Use of int32 and float32
My implementation of Banks generally assumes that int and float are 32bit
numbers. Probably it would be better to define
typedef int32 int;
typedef float32 float;
and use these types wherever one relies on this assumption. Otherwise the
transition to a 64 bit compiler could mean lots of code rewriting!
Garbage collection
After garbage collection, which in the case that FORTRAN modules are called
from the C++ program, cannot be controlled or detected by the C++ program
automatically, all bank indices potentially point to the wrong
location.
A similar situation arises from dropping a bank.
Several "solutions" to this problem may be considered:
- The FORTRAN "solution":
Simply demand that no bank indices are reused after garbage
collection. In the C++ case this means that during garbage collection
no Bank object must be in scope.
This solution is not as silly as it seems:
Practically no user ever calls the garbage collector herself. This is
normally done only by FSEQR and MODULF. Since the only allowed
communication between modules is by banks, not by variables (and bank
indices are variables), no problem arises.
- Perform some check at every bank access, e.g. check that the stored
bank name is equal to the contents of iw[base-4].
This is certainly too slow and (I think) ugly.
- Don't store the bank index at all, but store name and number of the
desired bank, and always perform an "nlink" to access the bank.
This option is probably the safest, but surely too slow for practical
purposes.
- Fast version of the last solution:
Probably the slowest step in "nlink" is the lookup of the name, i.e.
evaluation of IW(NAMIND("BANK")). But the result of NAMIND("BANK") is
guaranteed not to change during a program, even after garbage
collection, so it can be safely stored.
Then an undocumented entry into NLINK, namely NLINC, can apparently be
used to get the actual link to the desired bank. Since in most cases
the bank with the lowest number is wanted by the user, i.e. the bank
given by IW(NAMIND("BANK")), this is bound to be very fast.

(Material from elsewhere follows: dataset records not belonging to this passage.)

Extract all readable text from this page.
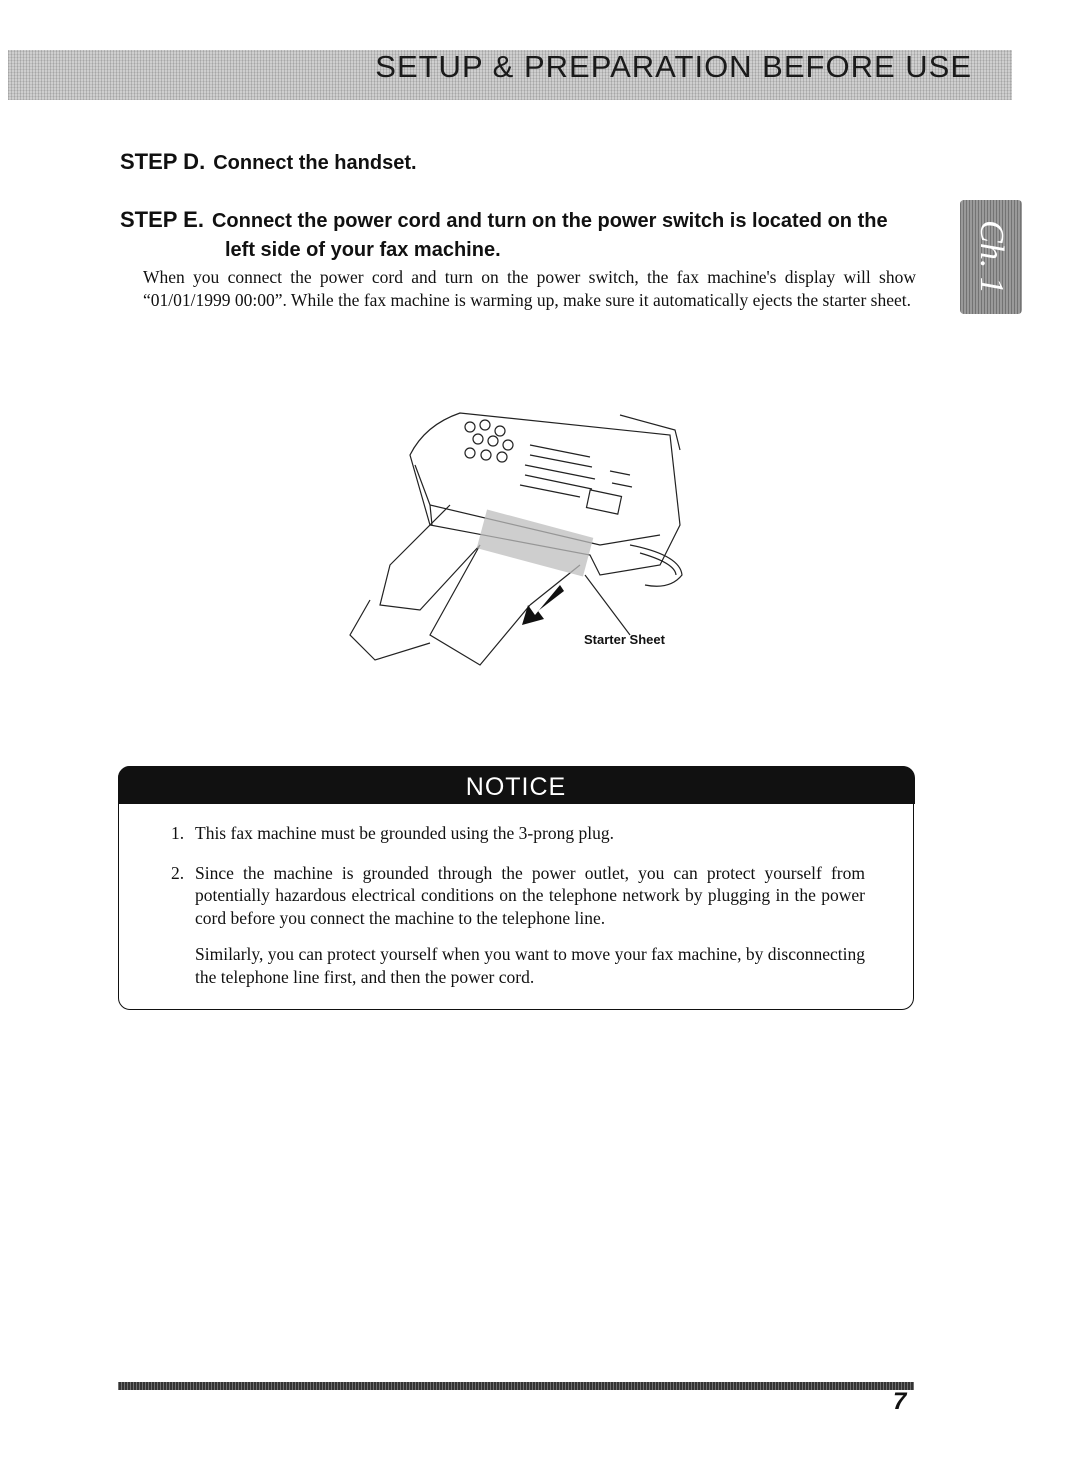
SETUP & PREPARATION BEFORE USE
Ch. 1
STEP D. Connect the handset.
STEP E. Connect the power cord and turn on the power switch is located on the
left side of your fax machine.
When you connect the power cord and turn on the power switch, the fax machine's display will show “01/01/1999 00:00”. While the fax machine is warming up, make sure it automatically ejects the starter sheet.
Starter Sheet
NOTICE
1. This fax machine must be grounded using the 3-prong plug.
2. Since the machine is grounded through the power outlet, you can protect yourself from potentially hazardous electrical conditions on the telephone network by plugging in the power cord before you connect the machine to the telephone line.
Similarly, you can protect yourself when you want to move your fax machine, by disconnecting the telephone line first, and then the power cord.
7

Actually, one could provide means to "allow" the class to use
IW(NAMIND("BANK")) instead of NLINC(NAMIND("BANK"), 0) in cases where
this is thought to be safe (e.g. DST banks).
Work banks
Currently, work banks are not used (and probably noty usable) in the proposed
scheme. An important hurdle is that BOS takes the adress of a workbank
pointer and changes it's value during garbage collection. Therefore workbank
indices must be in stored common blocks.
The C++ solution would be to have a workbank class that keeps and manages a
static array of workbank indices. Probably it is not much overhead to have
something like this, but it requires quite some thought how to do it. But the
STL standard container classes probably are very useful for that.

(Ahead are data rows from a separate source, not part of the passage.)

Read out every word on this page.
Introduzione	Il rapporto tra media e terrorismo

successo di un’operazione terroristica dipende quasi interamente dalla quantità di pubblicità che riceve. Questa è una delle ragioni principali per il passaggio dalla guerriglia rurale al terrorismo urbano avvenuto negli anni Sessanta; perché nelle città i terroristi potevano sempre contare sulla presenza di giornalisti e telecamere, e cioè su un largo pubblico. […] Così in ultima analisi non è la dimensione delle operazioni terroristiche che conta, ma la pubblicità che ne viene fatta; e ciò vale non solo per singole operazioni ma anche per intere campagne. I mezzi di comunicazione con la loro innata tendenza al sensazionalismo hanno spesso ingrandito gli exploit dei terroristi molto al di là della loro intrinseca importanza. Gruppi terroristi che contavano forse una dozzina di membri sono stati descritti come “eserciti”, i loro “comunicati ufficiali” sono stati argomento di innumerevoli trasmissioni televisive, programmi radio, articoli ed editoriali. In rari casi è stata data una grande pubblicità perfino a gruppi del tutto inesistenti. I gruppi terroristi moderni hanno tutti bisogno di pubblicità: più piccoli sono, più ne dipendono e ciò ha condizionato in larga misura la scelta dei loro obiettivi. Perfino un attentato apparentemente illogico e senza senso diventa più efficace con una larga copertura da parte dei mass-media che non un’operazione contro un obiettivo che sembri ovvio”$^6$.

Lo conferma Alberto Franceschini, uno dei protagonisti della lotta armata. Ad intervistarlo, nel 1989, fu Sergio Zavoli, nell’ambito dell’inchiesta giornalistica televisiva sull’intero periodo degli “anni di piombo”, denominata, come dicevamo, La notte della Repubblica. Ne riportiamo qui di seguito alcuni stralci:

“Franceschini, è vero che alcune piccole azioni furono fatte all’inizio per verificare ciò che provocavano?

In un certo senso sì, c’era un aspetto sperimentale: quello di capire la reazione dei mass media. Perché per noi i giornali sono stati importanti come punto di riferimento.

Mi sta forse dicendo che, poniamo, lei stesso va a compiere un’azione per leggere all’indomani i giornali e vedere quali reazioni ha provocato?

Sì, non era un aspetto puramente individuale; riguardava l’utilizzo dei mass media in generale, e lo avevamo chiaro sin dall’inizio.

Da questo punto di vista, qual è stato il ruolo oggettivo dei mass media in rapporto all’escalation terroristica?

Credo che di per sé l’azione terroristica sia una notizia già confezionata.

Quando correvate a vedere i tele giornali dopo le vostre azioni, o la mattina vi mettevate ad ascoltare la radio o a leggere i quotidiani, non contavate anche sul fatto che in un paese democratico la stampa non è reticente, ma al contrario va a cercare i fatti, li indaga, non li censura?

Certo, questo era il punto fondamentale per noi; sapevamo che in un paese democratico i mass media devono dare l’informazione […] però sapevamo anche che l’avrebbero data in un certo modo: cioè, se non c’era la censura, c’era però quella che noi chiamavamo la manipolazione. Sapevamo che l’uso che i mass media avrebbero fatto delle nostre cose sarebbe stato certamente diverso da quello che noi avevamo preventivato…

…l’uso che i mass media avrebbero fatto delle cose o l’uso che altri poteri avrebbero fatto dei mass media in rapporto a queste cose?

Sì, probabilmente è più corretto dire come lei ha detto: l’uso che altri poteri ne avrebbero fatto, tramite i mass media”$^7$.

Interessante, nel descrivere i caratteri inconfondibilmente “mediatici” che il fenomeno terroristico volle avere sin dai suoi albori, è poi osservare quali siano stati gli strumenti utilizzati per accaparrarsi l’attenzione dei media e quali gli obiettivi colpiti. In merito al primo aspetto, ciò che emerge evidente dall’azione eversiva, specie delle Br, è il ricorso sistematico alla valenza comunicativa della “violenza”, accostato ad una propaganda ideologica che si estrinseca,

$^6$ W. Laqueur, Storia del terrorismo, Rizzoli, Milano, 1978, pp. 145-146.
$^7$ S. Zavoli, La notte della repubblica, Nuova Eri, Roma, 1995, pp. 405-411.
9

Probably the best would be to have an inheritable Type "WorkObject" which
could be inherited by "WorkBank", "WorkStrBank", and "WorkTable".
Database banks
Wouldn't it be nice to have a "database bank" class which issues a "UGTBNK"
for you every time you want to open the bank?
It would be nice to have some sort of base class "DatabaseBased" which can be
ingerited by "DatabaseBank", "DatabaseStrBank", and "DatabaseTable".